Clever, clever Margaret. I tried to imagine the depth of her horror and rage but my imagination failed me. I felt weak. In my overpowering relief that Robert still wanted to marry me my mind had neatly glided around the problem of how we were going to face his parents. Whenever I have a severe problem in my private life (which is most of the time) I always say, “I’ll cross that bridge later,” and put the problem out of my mind. So when Robert and I had been conducting our long crucial harrowing conversation earlier I hadn’t once thought, even at the end: My God, what are we going to do about Bobby and Margaret? I had remained acutely aware of the problem, just as one would be continually aware of a vast wardrobe in an underfurnished room, but I had classified it as a bridge to be crossed later. And now “later,” to my absolute terror, had without doubt arrived.
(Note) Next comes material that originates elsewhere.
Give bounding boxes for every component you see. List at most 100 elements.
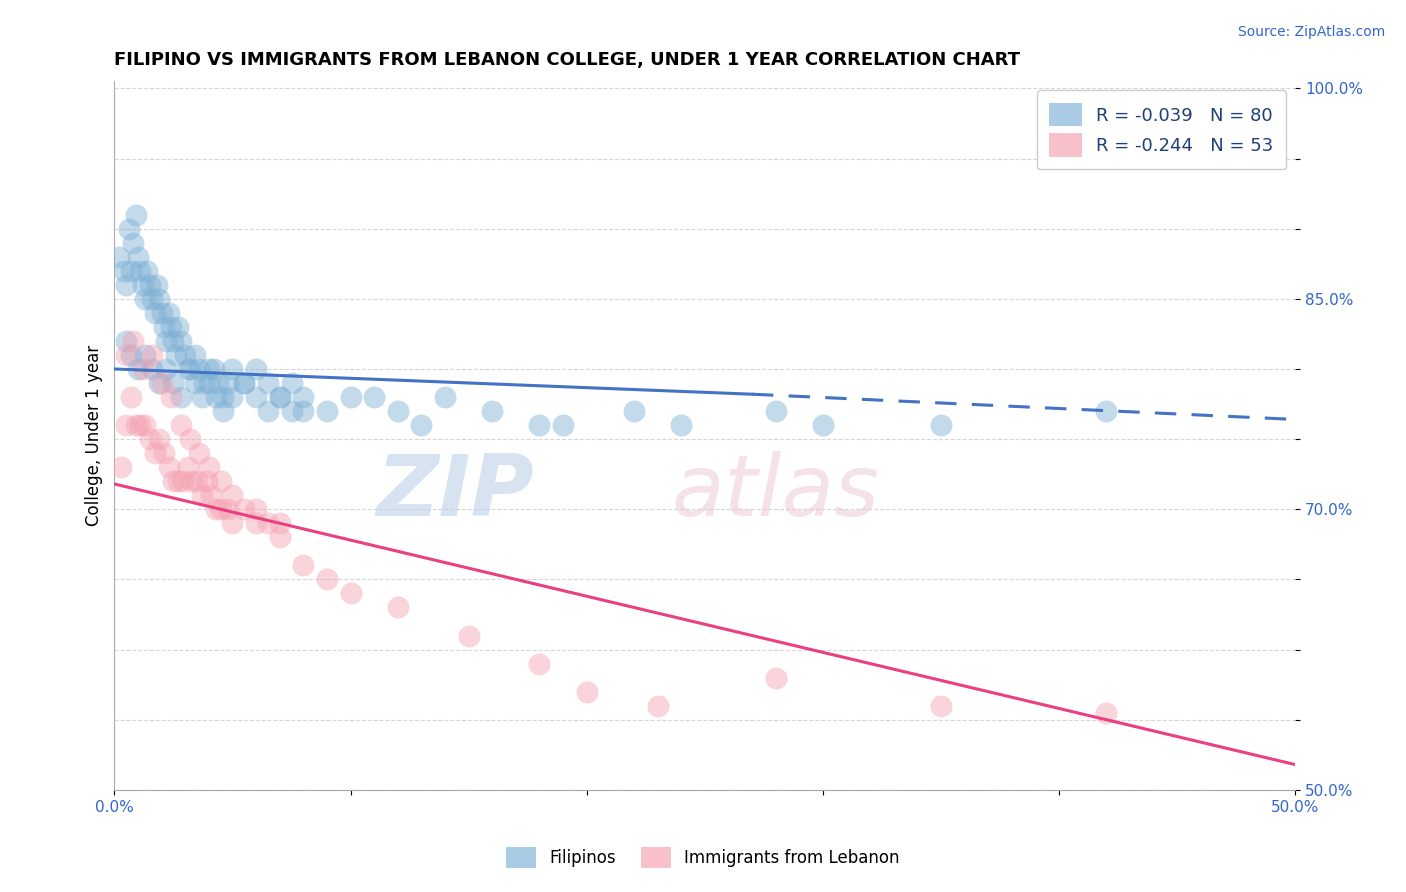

“I’ll give you a blow-by-blow description presently,” said Robert, who was looking naively pleased with himself. Endearing emotionally simple Robert didn’t quite see the problem as I did, of course. He probably thought he had mastered the entire situation after a ten-minute chat with his mother. “But meanwhile Mama would like to see you on your own for a moment. She’s waiting in her room.”
“Oh God.” I now felt so weak that I even swayed in his arms but Robert merely laughed, patting me kindly as if
I were a lapdog, and told me to stop being so melodramatic. I would have slapped him but I was too weak with fright. Instead I looked in the glass, smoothed my skirt and made sure that every hair on my head was in place before I sallied forth at a funereal pace to meet my future mother-in-law.
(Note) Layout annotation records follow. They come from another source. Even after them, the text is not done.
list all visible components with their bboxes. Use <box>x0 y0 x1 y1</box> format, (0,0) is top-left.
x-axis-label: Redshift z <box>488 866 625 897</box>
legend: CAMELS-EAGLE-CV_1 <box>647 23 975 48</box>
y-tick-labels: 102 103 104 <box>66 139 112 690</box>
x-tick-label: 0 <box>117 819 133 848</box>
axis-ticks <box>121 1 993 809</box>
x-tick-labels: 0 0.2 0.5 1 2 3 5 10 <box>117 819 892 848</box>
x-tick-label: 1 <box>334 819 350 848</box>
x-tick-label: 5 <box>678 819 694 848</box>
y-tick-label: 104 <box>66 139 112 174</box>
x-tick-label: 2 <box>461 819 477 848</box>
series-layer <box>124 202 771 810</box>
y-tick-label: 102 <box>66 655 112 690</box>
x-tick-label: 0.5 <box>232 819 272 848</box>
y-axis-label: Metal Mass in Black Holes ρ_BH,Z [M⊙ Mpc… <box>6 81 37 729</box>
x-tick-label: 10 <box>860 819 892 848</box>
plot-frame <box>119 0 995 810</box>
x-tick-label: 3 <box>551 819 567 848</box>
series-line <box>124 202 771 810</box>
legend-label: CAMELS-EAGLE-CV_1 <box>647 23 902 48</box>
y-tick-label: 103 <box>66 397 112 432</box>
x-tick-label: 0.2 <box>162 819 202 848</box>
The bedroom which by tradition belonged to the master and mistress of the house was a high wide sunny chamber which Bobby and Margaret, purging it after its occupancy by Gwyneth Godwin and Owain Bryn-Davies, had filled with their usual junk-shop furniture. At least, the furniture had been purchased new from a respectable Swansea store but it still looked as if it had been acquired in a junk shop because each piece was in such execrable mid-Victorian taste. Possibly Margaret’s nouveau-riche background among the Potteries of Staffordshire had given her a penchant for vulgar grandeur, but Bobby also had a weakness for oversprung comfort, and between the two of them they had accumulated a collection of objects, all of overwhelming ghastliness and all displayed against the background of a garish flock wallpaper. When I eventually became mistress of Oxmoon … but that was far in the future and meanwhile I had this dreadful bridge that had to be crossed. I knocked on the door, Margaret tranquilly bade me enter and somehow I found the strength to creep into her presence.
Margaret was only fifteen years my senior but she looked older, partly because her clothes were always ten years out of date and partly because her hairstyle (which she never altered) had gone out of fashion at least ten years before she was born; her dull straight brown hair was parted in the center and drawn back into a bun at the nape of her neck. In spite of her lack of interest in fashion she was a feminine woman in appearance. She was very round, very curvy—but in a maternal, not a seductive way. Of course plenty of men like that overweight, motherly, comfortable look; although Margaret wasn’t in the least pretty I could see she did have her attractions. She had the most exquisite skin, flawless and velvet-smooth, and a mild benign expression, which she no doubt believed to be the essence of seemly femininity, but unfortunately this mildness was marred by that straight tough mouth which I found so attractive on Robert. It looked very odd indeed on a woman—and particularly odd on a woman like Margaret who in every other respect looked so cozy and conventional.